Yabancılara Türkçe Öğretimi
Yabancılara Türkçe öğretiminin günümüzdeki konumu üst düzeydedir. Dolayısıyla yabancılara Türkçe öğretimine günümüzde yeterli önem verilmelidir. Türkçe yapısal olarak oldukça karmaşık ve öğretilmesi zor dillerden birisidir. Bu bağlamda Türkçe öğretim programlarının hazırlanmasında kişilerin öznel koşulları ve ihtiyaçları göz önünde tutulmalıdır. Çalışmalar bireylerin becerileri doğrultusunda yapılmalıdır. Zaten dil öğrenme süreci insanın yaşantısının bir parçası olmadığı sürece başarı getirmesinin beklenmesi çok da doğru olmaz. Herkesi her şeyi öğretmek yerine, ilgi, yetenek ve ihtiyaçlar dikkate alınmalı, bunun doğrultusunda bir şeyler öğretme yoluna gidilmelidir (Başkan, 2006 12-13).
Günümüzde yabancılara Türkçe öğretmeyi hedefleyen kurslardan, sertifika programlarından ve üniversitelerden birçoğu bunlar doğrultusunda öğretim yapmayı hedeflemektedir. Ancak, hangilerinin başarılı veya başarısız olduğu tamamen görecelidir. Çünkü, daha önce de söz edildiği üzere söz konusu durum kişinin Türkçe öğrenme amacına ve ihtiyacına göre değişmektedir.
Yabancı Dil Öğretirken…
Richards ve Rodgers (2014:105)’ın görüşleri doğrultusunda yabancı dil öğretiminin birtakım ilkeleri bulunmaktadır. Bu doğrultuda; öğrenici dili günlük hayatında kullanarak öğrenmektedir. Aynı zamanda ders içi etkileşim ve etkinlikler bu hususta önemlidir. Kişi bir dili öğrenirken yalnızca dilbilgisine değiş anlaşılırlığına ve uygunluğuna da odaklanmalıdır.
Yani bu görüş bir nevi Chomsky (1965)’nin iletişimsel edinç kavramını ortaya çıkarmaktadır. Chomsky edinci zihindeki yapı bilgisi olarak görmektedir. Bu bilginin edinimi ise sosyokültürel etmenlerden bağımsızdır. Hymes (1972)’a göre ise dil bilmek uygun bağlamda uygun kullanımlarla oluşturmaktır.

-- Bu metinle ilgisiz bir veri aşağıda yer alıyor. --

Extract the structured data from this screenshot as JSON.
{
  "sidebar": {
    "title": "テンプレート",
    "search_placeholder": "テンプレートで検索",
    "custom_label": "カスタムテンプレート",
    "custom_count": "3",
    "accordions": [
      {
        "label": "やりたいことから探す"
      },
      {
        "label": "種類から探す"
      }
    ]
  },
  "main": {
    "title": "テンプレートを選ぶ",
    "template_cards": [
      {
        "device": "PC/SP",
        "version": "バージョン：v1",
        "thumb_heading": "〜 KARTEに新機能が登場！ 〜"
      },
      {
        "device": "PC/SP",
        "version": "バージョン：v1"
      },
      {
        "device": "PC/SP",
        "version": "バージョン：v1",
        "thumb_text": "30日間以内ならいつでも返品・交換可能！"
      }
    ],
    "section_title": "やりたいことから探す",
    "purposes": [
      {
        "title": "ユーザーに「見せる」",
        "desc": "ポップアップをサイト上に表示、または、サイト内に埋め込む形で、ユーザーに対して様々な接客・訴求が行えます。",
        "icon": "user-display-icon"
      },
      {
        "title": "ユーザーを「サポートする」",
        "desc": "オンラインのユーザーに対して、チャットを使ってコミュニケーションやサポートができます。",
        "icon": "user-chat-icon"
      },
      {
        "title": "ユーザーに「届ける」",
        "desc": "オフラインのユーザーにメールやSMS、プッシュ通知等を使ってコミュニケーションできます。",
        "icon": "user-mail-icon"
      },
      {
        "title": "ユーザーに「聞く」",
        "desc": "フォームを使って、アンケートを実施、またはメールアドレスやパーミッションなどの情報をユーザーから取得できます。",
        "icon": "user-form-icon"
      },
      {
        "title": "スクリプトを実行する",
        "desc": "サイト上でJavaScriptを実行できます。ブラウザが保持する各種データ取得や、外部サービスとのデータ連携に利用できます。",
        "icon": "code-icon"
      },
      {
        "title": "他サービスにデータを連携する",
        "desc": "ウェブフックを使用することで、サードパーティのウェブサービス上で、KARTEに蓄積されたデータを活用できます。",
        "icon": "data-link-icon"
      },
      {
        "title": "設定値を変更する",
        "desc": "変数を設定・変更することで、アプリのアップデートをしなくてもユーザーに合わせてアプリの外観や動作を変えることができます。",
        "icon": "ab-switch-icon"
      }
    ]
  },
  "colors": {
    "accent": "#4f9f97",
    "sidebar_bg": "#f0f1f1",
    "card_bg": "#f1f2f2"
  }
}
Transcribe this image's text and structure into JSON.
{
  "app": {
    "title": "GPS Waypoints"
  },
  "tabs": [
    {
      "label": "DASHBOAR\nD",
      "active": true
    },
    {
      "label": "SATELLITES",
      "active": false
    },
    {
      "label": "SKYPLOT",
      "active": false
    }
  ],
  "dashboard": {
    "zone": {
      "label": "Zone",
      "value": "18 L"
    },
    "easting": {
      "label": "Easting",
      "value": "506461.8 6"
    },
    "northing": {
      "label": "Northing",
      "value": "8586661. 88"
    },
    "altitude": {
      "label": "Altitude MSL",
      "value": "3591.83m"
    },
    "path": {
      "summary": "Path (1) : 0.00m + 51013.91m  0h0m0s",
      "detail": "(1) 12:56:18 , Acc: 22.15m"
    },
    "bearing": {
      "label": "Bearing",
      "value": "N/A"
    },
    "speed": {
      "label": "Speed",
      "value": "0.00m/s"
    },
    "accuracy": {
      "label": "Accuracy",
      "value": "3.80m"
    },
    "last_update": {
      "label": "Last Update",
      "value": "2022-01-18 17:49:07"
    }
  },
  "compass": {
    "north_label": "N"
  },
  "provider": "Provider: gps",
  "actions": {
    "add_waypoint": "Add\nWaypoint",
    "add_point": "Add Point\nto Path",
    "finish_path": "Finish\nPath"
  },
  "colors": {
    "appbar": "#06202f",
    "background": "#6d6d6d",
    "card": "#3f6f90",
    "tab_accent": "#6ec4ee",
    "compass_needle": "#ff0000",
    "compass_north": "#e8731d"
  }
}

Tüm bu bilgiler ışığında yabancılara Türkçe öğretimi esnasında dilbilgisi öğretimi, iletişimsel edinç, anlaşılırlık ve uygunluk kavramlarına önem verilmelidir.
Günümüzde Türkçe öğrenme talebinde bulunan ülke vatandaşlarına bakıldığında ilk sırayı Arap ülkelerinden vatandaşların aldığı görülür. Türkçe ve Arapçanın hem alfabesel hem de dilbilgisel olarak tamamen farklı diller olduğu göz önünde bulundurulmalıdır. Bu doğrultuda Araplara Türkçe öğretiminde kademeli bir yaklaşım sergilenmelidir. Sadece dilbilgisel anlatımlar yerine dilin kullanımına ve bağlamına da önem verilmelidir. Yani dilbilgisi öğretimi iletişimsel yöntemlerle ele alınmalıdır.
Yabancı olduğunuz bir ülkede hayatını idame ettirmek istiyorsanız, mutlaka o ülkenin dilini düzgün bir biçimde öğrenmeniz gerektiğini unutmayın.